Adams, of course, is famous for pristine visions of untouched nature. Klett more often searches out historic landscapes that have changed over time, degraded by development or simply worn down by nature.
The show gave Barrett an idea: Why not regularly put together old-and-new pairings to tell the story of changes in photography over time?
It’s something the center can do that no other institution can, Barrett says proudly.
She made the new Heritage Gallery her first major initiative, carving out a space in the center’s main gallery to regularly showcase long-held works from the archives partnered with new contemporary acquisitions.
The strategy neatly addressed a longtime and sometimes impassioned debate among center fans about whether the museum should devote itself to 20th-century masters or surge forward into the future.

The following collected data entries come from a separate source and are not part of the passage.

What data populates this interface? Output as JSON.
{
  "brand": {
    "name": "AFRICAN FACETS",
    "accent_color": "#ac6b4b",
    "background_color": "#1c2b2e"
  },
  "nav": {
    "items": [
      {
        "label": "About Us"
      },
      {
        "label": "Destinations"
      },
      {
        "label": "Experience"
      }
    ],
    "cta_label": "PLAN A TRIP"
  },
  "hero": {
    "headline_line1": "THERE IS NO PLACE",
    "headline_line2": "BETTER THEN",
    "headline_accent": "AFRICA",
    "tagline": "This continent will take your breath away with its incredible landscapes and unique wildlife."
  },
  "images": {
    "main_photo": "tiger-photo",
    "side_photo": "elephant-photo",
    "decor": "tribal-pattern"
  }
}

The answer, of course, is that the museum is uniquely qualified to do both.
Barrett called on Chief Curator Rebecca Senf to put together the first in a series of shows. “I challenged the curatorial team,” she says. “Becky had some wonderful thoughts about telling the story of photography and its continuum.”

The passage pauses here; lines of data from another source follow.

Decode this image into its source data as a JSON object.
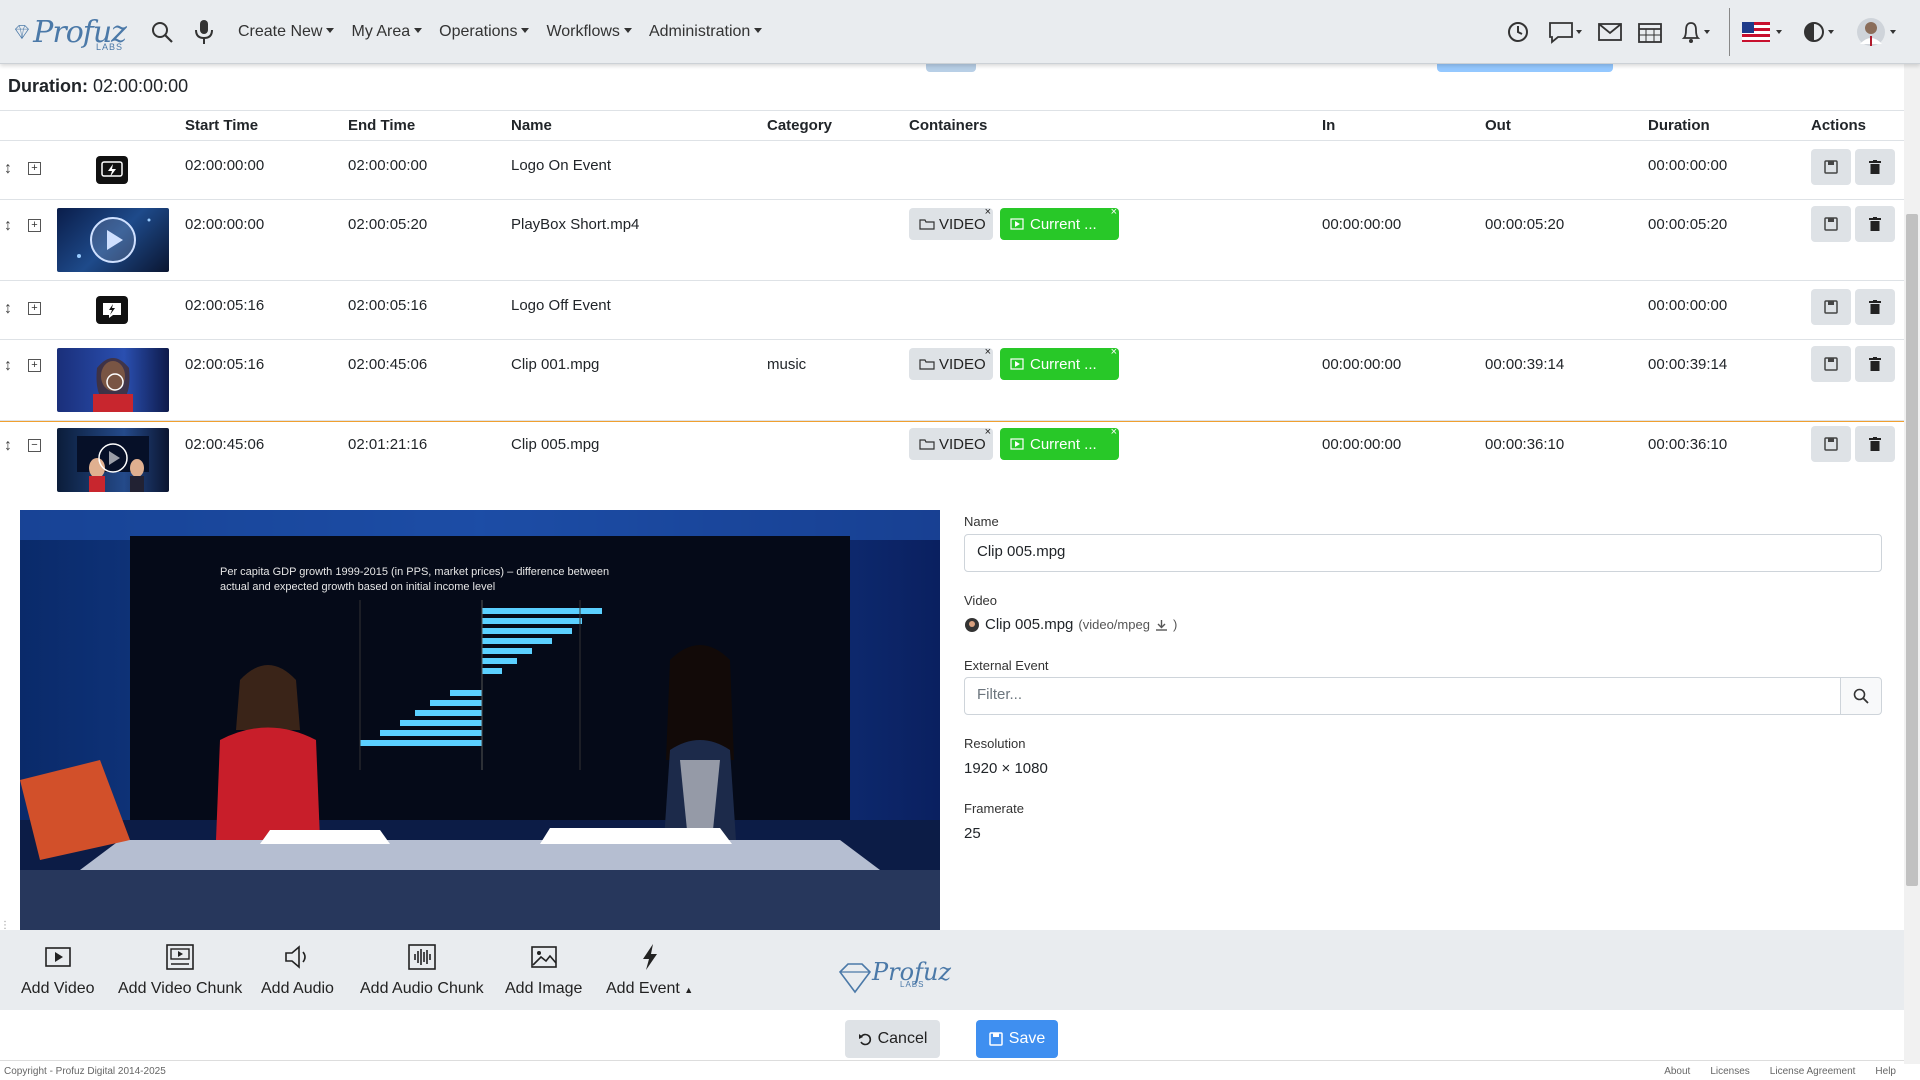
{
  "nav": {
    "brand": "Profuz",
    "brand_sub": "LABS",
    "menus": [
      "Create New",
      "My Area",
      "Operations",
      "Workflows",
      "Administration"
    ]
  },
  "duration": {
    "label": "Duration:",
    "value": "02:00:00:00"
  },
  "table": {
    "headers": {
      "start": "Start Time",
      "end": "End Time",
      "name": "Name",
      "category": "Category",
      "containers": "Containers",
      "in": "In",
      "out": "Out",
      "duration": "Duration",
      "actions": "Actions"
    },
    "rows": [
      {
        "start": "02:00:00:00",
        "end": "02:00:00:00",
        "name": "Logo On Event",
        "category": "",
        "in": "",
        "out": "",
        "duration": "00:00:00:00"
      },
      {
        "start": "02:00:00:00",
        "end": "02:00:05:20",
        "name": "PlayBox Short.mp4",
        "category": "",
        "tag_video": "VIDEO",
        "tag_current": "Current ...",
        "in": "00:00:00:00",
        "out": "00:00:05:20",
        "duration": "00:00:05:20"
      },
      {
        "start": "02:00:05:16",
        "end": "02:00:05:16",
        "name": "Logo Off Event",
        "category": "",
        "in": "",
        "out": "",
        "duration": "00:00:00:00"
      },
      {
        "start": "02:00:05:16",
        "end": "02:00:45:06",
        "name": "Clip 001.mpg",
        "category": "music",
        "tag_video": "VIDEO",
        "tag_current": "Current ...",
        "in": "00:00:00:00",
        "out": "00:00:39:14",
        "duration": "00:00:39:14"
      },
      {
        "start": "02:00:45:06",
        "end": "02:01:21:16",
        "name": "Clip 005.mpg",
        "category": "",
        "tag_video": "VIDEO",
        "tag_current": "Current ...",
        "in": "00:00:00:00",
        "out": "00:00:36:10",
        "duration": "00:00:36:10"
      }
    ]
  },
  "detail": {
    "name_label": "Name",
    "name_value": "Clip 005.mpg",
    "video_label": "Video",
    "video_file": "Clip 005.mpg",
    "video_meta": "(video/mpeg",
    "video_meta_end": ")",
    "external_label": "External Event",
    "external_placeholder": "Filter...",
    "resolution_label": "Resolution",
    "resolution_value": "1920 × 1080",
    "framerate_label": "Framerate",
    "framerate_value": "25",
    "preview_title": "Per capita GDP growth 1999-2015 (in PPS, market prices) – difference between",
    "preview_title2": "actual and expected growth based on initial income level"
  },
  "toolbar": {
    "add_video": "Add Video",
    "add_video_chunk": "Add Video Chunk",
    "add_audio": "Add Audio",
    "add_audio_chunk": "Add Audio Chunk",
    "add_image": "Add Image",
    "add_event": "Add Event",
    "logo": "Profuz",
    "logo_sub": "LABS"
  },
  "buttons": {
    "cancel": "Cancel",
    "save": "Save"
  },
  "footer": {
    "copyright": "Copyright - Profuz Digital 2014-2025",
    "links": [
      "About",
      "Licenses",
      "License Agreement",
      "Help"
    ]
  }
}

The Heritage Gallery opener is a beautiful exhibition of 31 photographs of subjects from snowy forests to portraits of artists, created by seven iconic photographers active in the early to mid-20th century and 13 from later generations.
Edward Weston (1886-1958) is paired with Lynn Stern, born in 1942; both took lovely photographs of dunes, his up close and abstracted, hers distant and dreamy. Humorous zoo images by Garry Winogrand (1928-1984) are juxtaposed with a misty portrait of a bird in situ by Georgia Valli — the youngest artist in the show, born in 1985.
One of Senf’s most moving pairings puts Adams (1902-1984) with Patrick Nagatani (1945-2017). Both men had a keen interest in the Manzanar Relocation Center, where many Japanese-Americans — including Nagatani’s parents — were detained during World War II. In 1943, Adams made 200 portraits of Manzanar detainees, many of them American citizens. In 1994, 51 years later, Nagatani shot the ruins of the camp. Both men photographed the white memorial marker in the camp cemetery, Adams in black and white and Nagatani in color; the works hang side by side, searing images of a lingering tragedy.
The Heritage Gallery inaugural exhibition runs through Jan. 12 at the Center for Creative Photography.